In some ways, Francis’ role on the sidelines of the Ukraine conflict can be traced to his position when Russia annexed Ukraine’s Crimean Peninsula in 2014 and the Holy See appeared at least publicly neutral, despite appeals from Ukrainian Catholics for Francis to strongly condemn Moscow.
Instead, Francis described the ensuing conflict as the fruit of “fratricidal violence,” as if both sides were equally to blame and that the conflict was an internal Ukrainian matter.
“My experience in 2014 is that the existence of the Greek Catholics was seemingly an embarrassment and a frustration with the Holy Father and the Holy See,” said John McCarthy, who was Australia’s ambassador to the Vatican at the time. “Their priority was the relationship with the Russian Orthodox” and securing a meeting with Kirill.
Francis eventually obtained that long-sought meeting, embracing Kirill in a VIP room of the Havana, Cuba, airport on Feb. 12, 2016, in the first meeting between a pope with the Russian patriarch since the 1054 Schism.
The two men signed a joint statement that was hailed by the Holy See at the time as a breakthrough in ecumenical relations. But it enraged Ukraine’s Greek Catholics because, among other things, it referred to them as an “ecclesial community” as if they were a separate church not in communion with Rome, and didn’t mention Russia’s role in the separatist conflict in eastern Ukraine.
Fast forward to 2022, and Francis again upset the local Ukrainian church: The Vatican had proposed that a Ukrainian and Russian woman carry the cross together during the Vatican’s torchlit Good Friday procession at the Colosseum. The gesture, which preceded Francis’ unheeded Easter appeal for a truce, was an attempt to show the possibility of future Russian-Ukrainian reconciliation.
But the Ukrainian ambassador objected, and the head of Ukraine’s Greek Orthodox faithful, Archbishop Sviatoslav Shevchuk, decried the proposal as “inopportune and ambiguous,” since it didn’t take into consideration the fact that Russia had invaded Ukraine.
In the end, the Vatican compromised: The women carried the cross but instead of reading aloud a meditation that had called for reconciliation, stood together in silent prayer.
Leahy, the former Canadian ambassador, said the outcome was a classic example of papal pastoral care bridging Vatican diplomacy: Francis listened to Shevchuk’s complaint and modified the ritual, while keeping his broader agenda of dialogue with Russia alive.
Recalling the word “pontiff” derives from the Italian word for “bridge,” she said: “It’s the job of a diplomat, and certainly of a supreme pontiff who has the word ‘bridge’ written in his name, to keep the channels open.”
The Rev.

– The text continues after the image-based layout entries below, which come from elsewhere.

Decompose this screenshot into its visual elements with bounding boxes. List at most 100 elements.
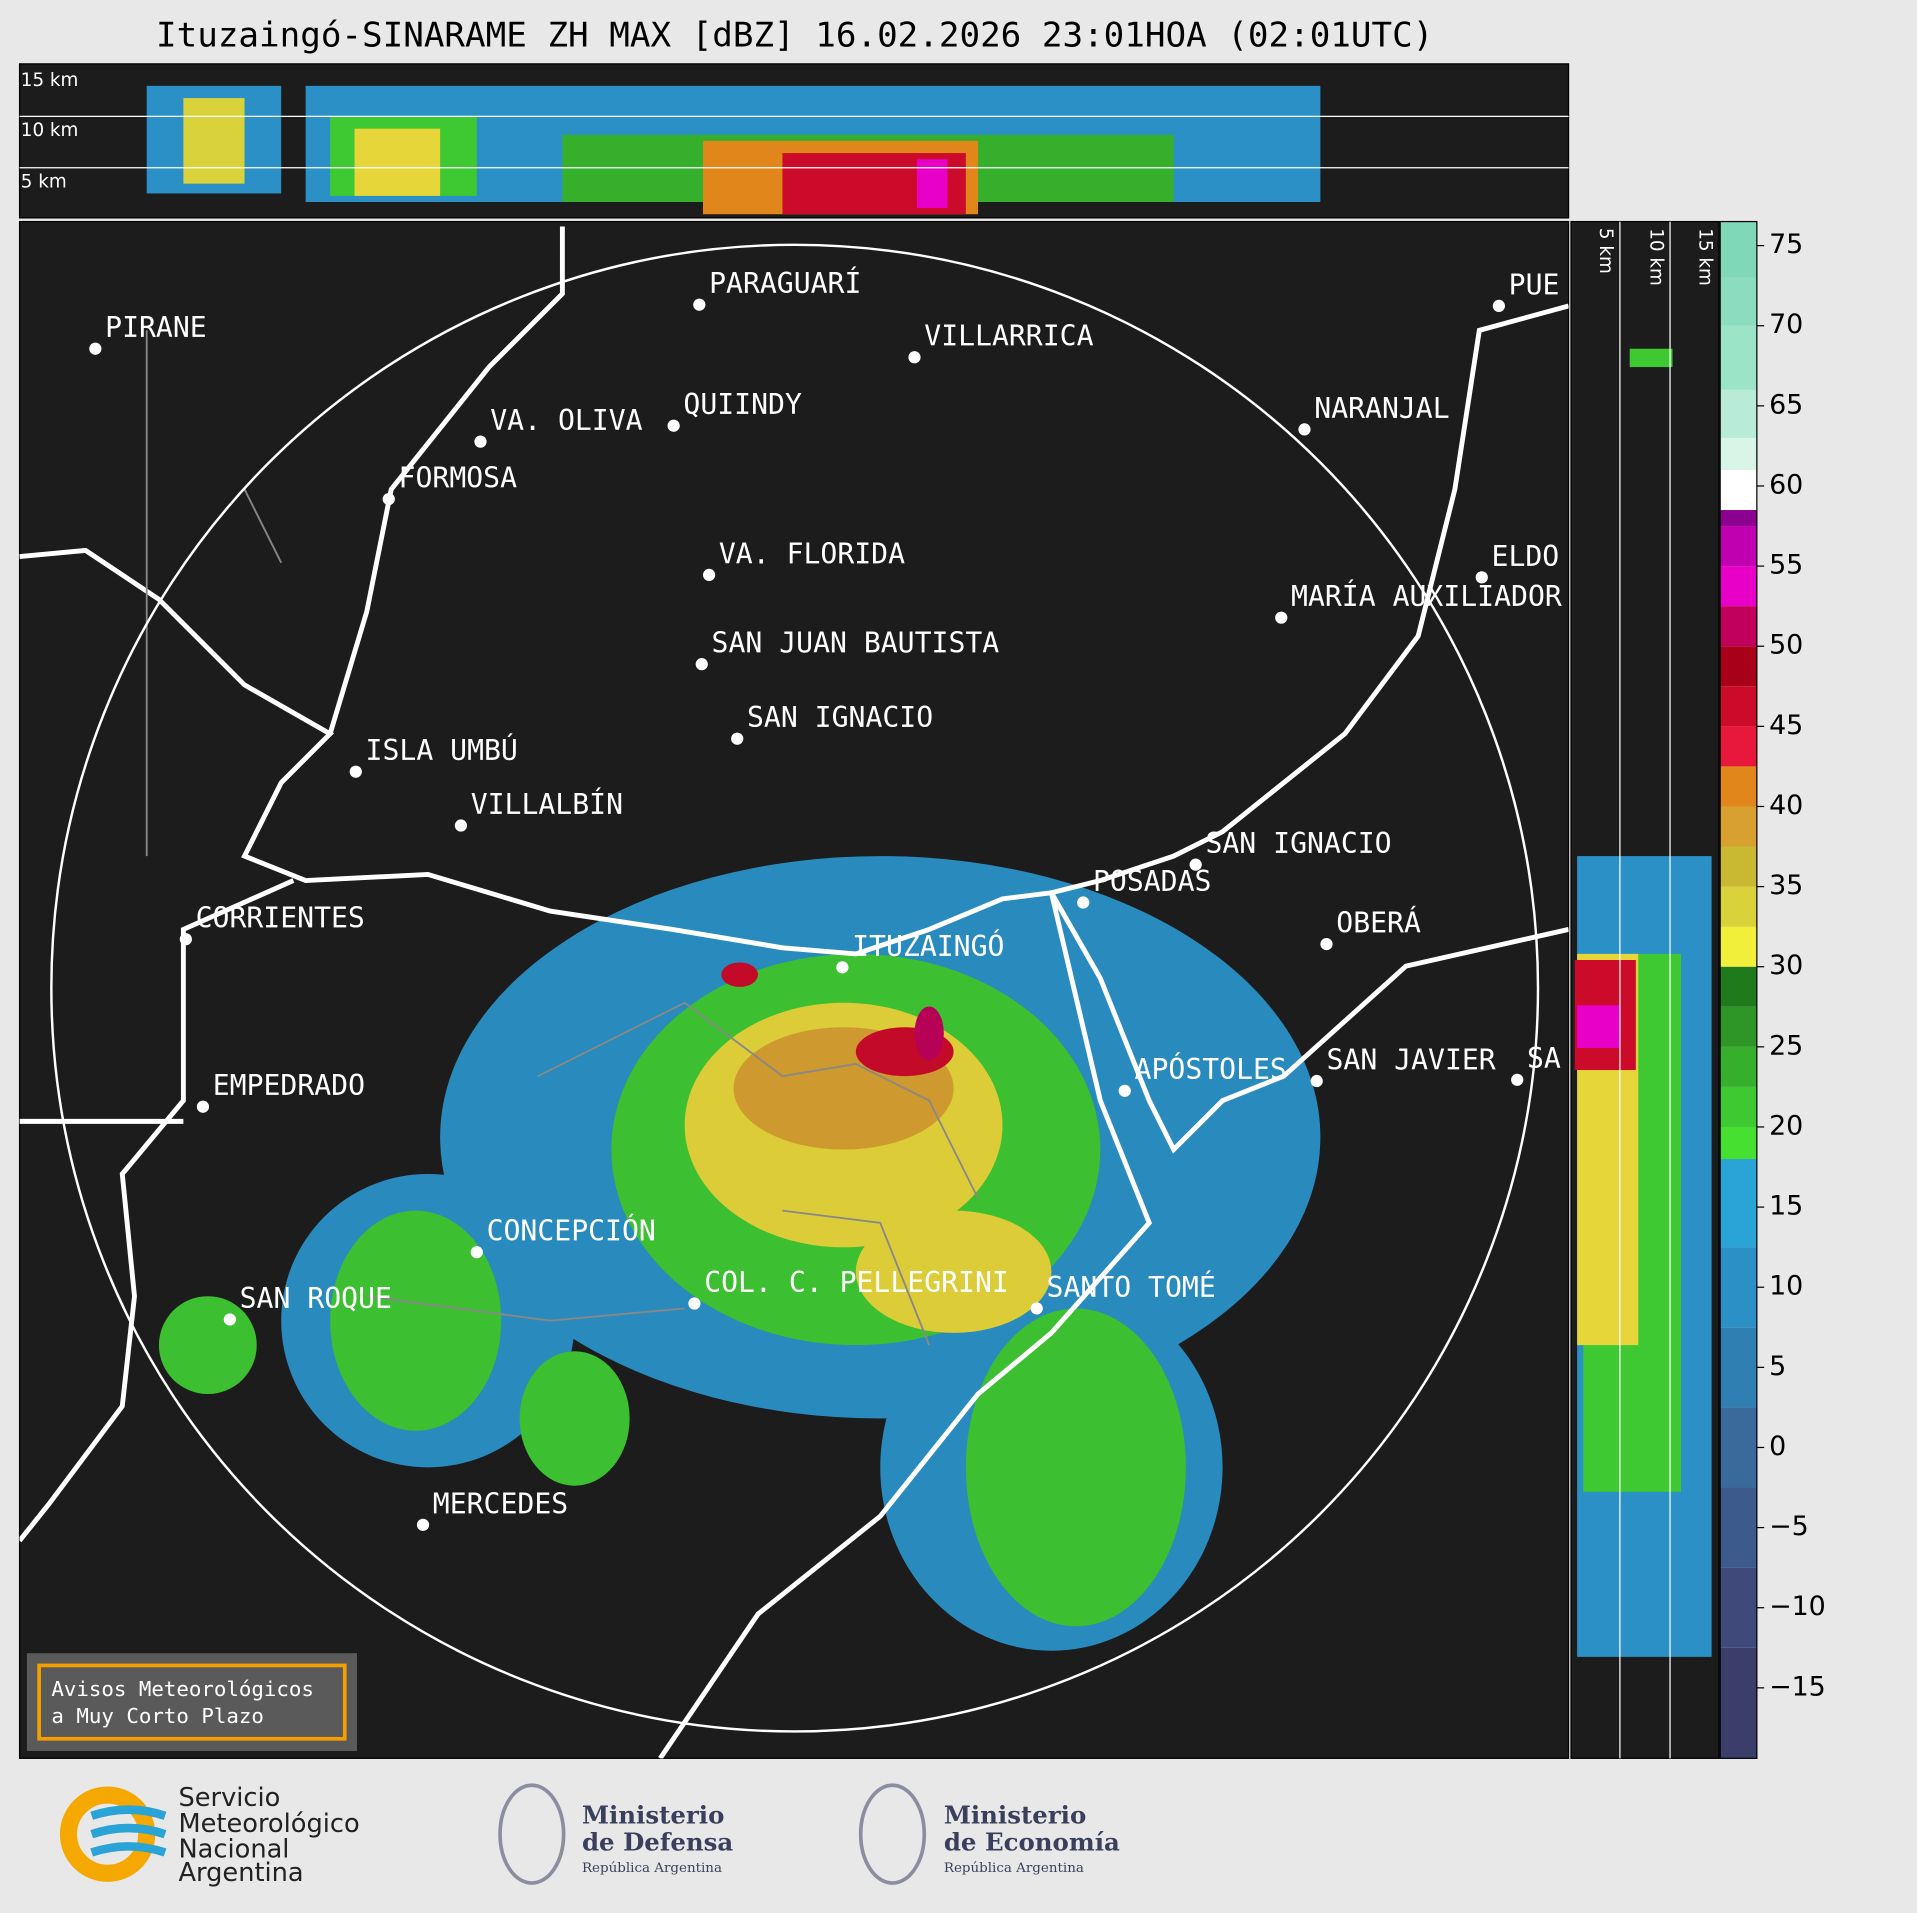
colorbar-band	[1720, 806, 1757, 847]
city-label: PUE	[1509, 268, 1560, 301]
city-label: ITUZAINGÓ	[852, 929, 1004, 963]
colorbar-band	[1720, 469, 1757, 511]
city-label: SANTO TOMÉ	[1047, 1270, 1216, 1304]
city-label: QUIINDY	[683, 388, 802, 421]
colorbar-band	[1720, 526, 1757, 567]
colorbar-tick-label: 30	[1769, 950, 1803, 981]
colorbar-band	[1720, 646, 1757, 687]
colorbar-tick-label: 70	[1769, 309, 1803, 340]
city-label: NARANJAL	[1314, 392, 1449, 425]
city-label: MERCEDES	[433, 1487, 568, 1520]
colorbar-band	[1720, 886, 1757, 927]
logo-text: Ministerio	[944, 1801, 1086, 1830]
colorbar-band	[1720, 510, 1757, 527]
notice-border	[37, 1663, 347, 1741]
city-dot	[349, 765, 362, 778]
city-label: SAN JUAN BAUTISTA	[712, 627, 1000, 660]
city-label: SAN IGNACIO	[747, 701, 933, 734]
city-dot	[1475, 571, 1488, 584]
smn-logo: Servicio Meteorológico Nacional Argentin…	[59, 1783, 360, 1888]
city-dot	[1320, 937, 1333, 951]
colorbar-band	[1720, 1647, 1757, 1759]
city-label: FORMOSA	[399, 462, 518, 495]
city-dot	[1298, 423, 1311, 436]
top-echoes	[146, 85, 1321, 215]
map-content: PIRANE PARAGUARÍ VILLARRICA VA. OLIVA QUIIND…	[19, 226, 1569, 1759]
city-dot	[223, 1313, 236, 1326]
colorbar-band	[1720, 566, 1757, 607]
city-dot	[1030, 1302, 1043, 1315]
height-label: 5 km	[1595, 228, 1616, 274]
colorbar-band	[1720, 1006, 1757, 1047]
colorbar-tick-label: −5	[1769, 1511, 1809, 1542]
city-dot	[470, 1246, 483, 1259]
city-label: APÓSTOLES	[1135, 1052, 1287, 1086]
right-echoes	[1574, 348, 1712, 1657]
range-ring	[50, 243, 1540, 1733]
city-label: PARAGUARÍ	[709, 266, 861, 300]
city-dot	[693, 298, 706, 311]
logo-text: República Argentina	[944, 1861, 1084, 1876]
colorbar-tick-label: 75	[1769, 229, 1803, 260]
colorbar-band	[1720, 221, 1757, 278]
colorbar-tick-label: 35	[1769, 870, 1803, 901]
city-label: MARÍA AUXILIADOR	[1291, 579, 1562, 613]
colorbar-band	[1720, 277, 1757, 326]
city-label: COL. C. PELLEGRINI	[704, 1266, 1009, 1299]
city-label: ISLA UMBÚ	[366, 733, 518, 767]
places: PIRANE PARAGUARÍ VILLARRICA VA. OLIVA QUIIND…	[89, 266, 1562, 1531]
city-label: SAN ROQUE	[240, 1282, 392, 1315]
city-dot	[416, 1518, 430, 1531]
city-dot	[695, 658, 708, 671]
logo-text: de Economía	[944, 1827, 1120, 1856]
height-label: 10 km	[21, 120, 79, 141]
colorbar-tick-label: −15	[1769, 1671, 1826, 1702]
logo-text: Argentina	[178, 1858, 303, 1888]
colorbar-band	[1720, 437, 1757, 470]
logo-text: Servicio	[178, 1783, 280, 1813]
city-dot	[1189, 858, 1202, 871]
colorbar-tick-label: 0	[1769, 1431, 1786, 1462]
logo-text: Ministerio	[582, 1801, 724, 1830]
height-label: 15 km	[1694, 228, 1715, 286]
colorbar-tick-label: 45	[1769, 710, 1803, 741]
colorbar-band	[1720, 1126, 1757, 1160]
colorbar-tick-label: 15	[1769, 1191, 1803, 1222]
notice-text: Avisos Meteorológicos	[51, 1677, 314, 1701]
city-label: SAN IGNACIO	[1205, 827, 1391, 860]
height-label: 15 km	[21, 70, 79, 91]
defensa-logo: Ministerio de Defensa República Argentin…	[498, 1783, 733, 1885]
colorbar-band	[1720, 1407, 1757, 1488]
city-label: SA	[1527, 1042, 1561, 1075]
colorbar: −15 −10 −5 0 5 10 15 20 25 30 35 40 45 50 55 60 65 70 75	[1719, 220, 1826, 1759]
city-dot	[1077, 896, 1090, 909]
colorbar-band	[1720, 766, 1757, 807]
colorbar-band	[1720, 1247, 1757, 1328]
colorbar-band	[1720, 1159, 1757, 1248]
colorbar-tick-label: 60	[1769, 469, 1803, 500]
colorbar-band	[1720, 1086, 1757, 1127]
colorbar-tick-label: −10	[1769, 1591, 1826, 1622]
colorbar-band	[1720, 966, 1757, 1007]
city-dot	[382, 492, 395, 506]
colorbar-tick-label: 20	[1769, 1110, 1803, 1141]
notice-text: a Muy Corto Plazo	[51, 1704, 264, 1728]
city-label: OBERÁ	[1336, 906, 1421, 940]
city-label: CONCEPCIÓN	[487, 1214, 656, 1248]
economia-logo: Ministerio de Economía República Argenti…	[858, 1783, 1120, 1885]
notice-box	[26, 1653, 357, 1752]
city-dot	[1511, 1073, 1524, 1086]
height-label: 5 km	[21, 171, 67, 192]
colorbar-tick-label: 10	[1769, 1271, 1803, 1302]
colorbar-band	[1720, 686, 1757, 727]
city-dot	[454, 819, 468, 832]
colorbar-band	[1720, 726, 1757, 767]
city-label: PIRANE	[105, 311, 207, 344]
colorbar-tick-label: 65	[1769, 389, 1803, 420]
colorbar-tick-label: 40	[1769, 790, 1803, 821]
city-label: POSADAS	[1093, 865, 1211, 898]
title: Ituzaingó-SINARAME ZH MAX [dBZ] 16.02.20…	[156, 15, 1433, 55]
colorbar-frame	[1719, 220, 1758, 1759]
city-label: SAN JAVIER	[1326, 1043, 1495, 1076]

Roberto Regoli, a professor of church history and an expert in papal diplomacy at the Pontifical Gregorian University, said those diplomatic channels with the Orthodox are important now, but also in the future when eventually Ukraine will have to be rebuilt.
“The reconstruction of a country … requires the involvement of all forces, even religious ones,” he said. “So keeping these channels open is useful for the present but even more for the future, because it will take decades to rebuild.”